An incubator of women leaders

Member Spotlight - LouAnn Conner

Name: LouAnn Conner
Job / Title: Founder CEO

Company: SagaciousThink, LLC

Industry: Management Consulting

Q: Tell us something about yourself that is a fun fact.

LouAnn: I am an adjunct teacher for a variety of classes from international business and strategy to context of business and entrepreneurship. I was recently asked to lead a program on Leadership and Innovation at the Asian Institute of Management in Manila. Since my brother lives in Manila, I think I found a great way to get some visits in.

Q: Leadership - an outsider’s perspective.

LouAnn: I provide consultant expertise and interim operations leadership, helping companies at inflection points make the right choices, and then execute on them. Because of this work I get to observe how leaders work, what they think is important, and where they can stumble.

Q: What is leadership?

LouAnn: Leadership is the ability to bring people along on a journey. The strong leaders make the journey personal and realize that what is good for their people is good for the organization. The best leaders are ethical, they are learners, they nurture growth, and they fuel connection and belonging.

Q: What leadership challenges have you seen?

LouAnn: Every leader I’ve worked with wants to do what’s right, but many have encountered challenges to being the best that they can be, whether it is either self-imposed or otherwise. Some examples include:

  •  They have limited leader role models, perhaps having grown an organization themselves and are subsequently stymied because their knowledge of available tools is limited.
  •  They’re afraid to ask for help or see lack of knowledge as a sign of weakness. Conversely, they are not self-aware enough to recognize their weaknesses.
  •  Their entrepreneurial drive leads them to think they are they are the only one who knows what’s best for the organization, so they do not listen to their people.
When I think of the best leaders I’ve seen and who I aspire to emulate, they have these qualities:
  •  They give their people opportunities to stretch themselves and accept that failure may come with that, but it’s the empowerment and learning that are important.
  •   They help others become leaders in their own right – they recognize success and while they acknowledge it, they do not focus on failure.
  •  They know that the journey they are on requires them to learn and knowledge is not static. They are transparent about what is happening and why, and do not shy from acknowledging the challenges.
  •  They bring people together, maybe it’s a degree of being charismatic, but it’s mostly because of what they do. They follow up on what they say, they inspire trust – by treating everyone, not the same, but fairly, recognizing that each person has different needs and motivations.

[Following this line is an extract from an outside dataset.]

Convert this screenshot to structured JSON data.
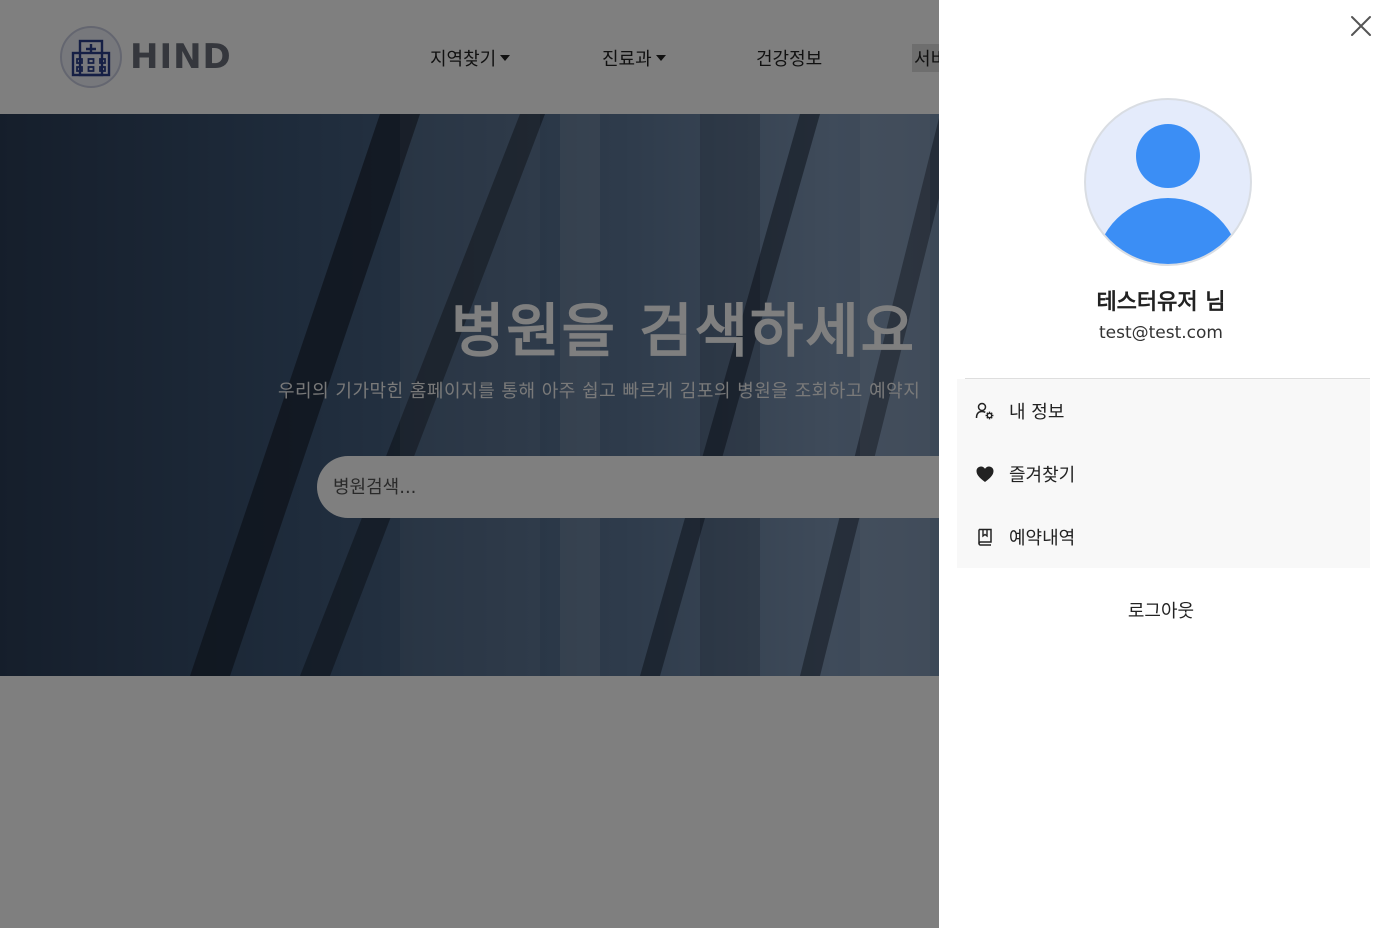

Q: Does technology play a role in being a leader?

LouAnn: Technology makes leadership both easier and more challenging – easier in that it provides greater access to information and engagement than ever before so that leaders can make better choices, respond more rapidly to issues that impact their teams, and drive needed change in their organizations. One positive example is the ability of leaders to provide more rapid performance feedback – in real time allowing employees to learn what they are doing well and should focus on, thereby empowering and educating their people.

Technology can make leading tough as leaders can become enamored with the tools forgetting that engagement is the goal, and engagement is about people, and not everyone takes in information or learns the same way. A negative example I encountered was a company that sought to provide those performance reviews had marginal leaders believing the tool could be a proxy for tough conversations. They felt they could “check the box” with feedback because they submitted something on line. The result was that their team was disengaged and lacked motivation.